While buyers will benefit from favorable mortgage rates, which remain near historic lows, the heightened competition and scant supply of homes on the market is expected to push prices higher, stretching the limit of what would-be buyers can afford.
That dynamic is why some economists predict U.S. home sales will be down this year after finishing flat in 2019.
“We expect the inventory constraint to remain the main drag on housing activity in 2020,” said George Ratiu, senior economist at Realtor.com. He is forecasting sales of previously owned U.S. homes will drop 1.8 percent this year.
All told, 5.34 million homes were sold last year, matching sales in 2018, according to the National Association of Realtors. High mortgage rates hurt sales in the first half of the year, while lower rates boosted purchases in the second half.
Mortgage rates have continued to decline this year. The benchmark 30-year, fixed-rate home loan marked its lowest point in three years earlier this month, declining to an average of 3.45 percent. The key rate stood at 4.41 percent a year ago.
The lower borrowing costs should entice would-be buyers this spring, but finding a home they can afford will be no small feat.
Home values have increased at more than double the pace of wage growth, making it harder for buyers to save enough money for a down payment. The median U.S. home sale price jumped 7.8 percent on an annual basis to $274,500 in December.
Would-be buyers who overcome the down payment hurdle will likely have to contend with a thin inventory of homes for sale that gives sellers more leverage to demand higher prices.
Home sales listings stood at just 1.4 million properties in December, leaving just three months’ supply of single-family houses for sale, the lowest level since the NAR began tracking the number in 1982.
Data from other housing market trackers echo the decline in homes for sale. Zillow’s tally of home listings in December was at the lowest level the company has ever recorded. Realtor.com’s snapshot of housing inventory in January shows the number of homes for sale fell 13.6 percent last month from a year earlier to its lowest level since the real estate market tracker began gathering the data in 2012.

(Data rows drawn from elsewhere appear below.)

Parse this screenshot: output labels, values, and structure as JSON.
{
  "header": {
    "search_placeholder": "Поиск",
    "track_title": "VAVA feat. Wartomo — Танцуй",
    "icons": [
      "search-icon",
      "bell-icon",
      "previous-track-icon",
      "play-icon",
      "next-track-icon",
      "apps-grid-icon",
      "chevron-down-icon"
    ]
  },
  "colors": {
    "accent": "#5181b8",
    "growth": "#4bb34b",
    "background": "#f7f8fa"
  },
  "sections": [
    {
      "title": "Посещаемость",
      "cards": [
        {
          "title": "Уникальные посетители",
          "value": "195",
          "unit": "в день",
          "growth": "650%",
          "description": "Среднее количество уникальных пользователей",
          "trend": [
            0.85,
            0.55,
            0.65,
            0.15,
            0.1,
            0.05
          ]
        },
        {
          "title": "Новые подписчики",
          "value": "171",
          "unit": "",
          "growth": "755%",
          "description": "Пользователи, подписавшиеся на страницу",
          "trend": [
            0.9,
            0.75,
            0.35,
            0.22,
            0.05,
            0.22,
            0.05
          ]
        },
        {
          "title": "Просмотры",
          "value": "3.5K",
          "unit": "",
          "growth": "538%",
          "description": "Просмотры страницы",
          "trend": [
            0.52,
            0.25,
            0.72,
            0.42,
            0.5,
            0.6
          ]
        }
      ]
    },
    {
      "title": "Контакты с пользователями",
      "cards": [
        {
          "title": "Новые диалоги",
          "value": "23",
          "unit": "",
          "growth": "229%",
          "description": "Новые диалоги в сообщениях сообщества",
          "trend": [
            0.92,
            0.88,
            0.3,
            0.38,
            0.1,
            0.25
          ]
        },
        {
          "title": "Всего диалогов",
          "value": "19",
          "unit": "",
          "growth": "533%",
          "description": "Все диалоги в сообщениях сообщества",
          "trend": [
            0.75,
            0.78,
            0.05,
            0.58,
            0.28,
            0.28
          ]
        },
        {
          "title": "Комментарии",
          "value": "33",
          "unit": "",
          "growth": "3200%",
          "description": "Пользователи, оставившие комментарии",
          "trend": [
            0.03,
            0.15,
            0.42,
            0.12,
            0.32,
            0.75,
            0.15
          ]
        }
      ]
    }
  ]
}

The impact of fewer homes on the market is being felt more in large markets, such as San Jose, California, and its surrounding areas. The supply of homes for sale there sank more than 37 percent in January from a year earlier, the biggest drop among the 50 largest U.S. metropolitan areas, according to Realtor.com.
In a report last month, economists at mortgage buyer Fannie Mae said they expected sales of previously occupied U.S. homes to level off in coming months, limited by the low inventory of properties on the market.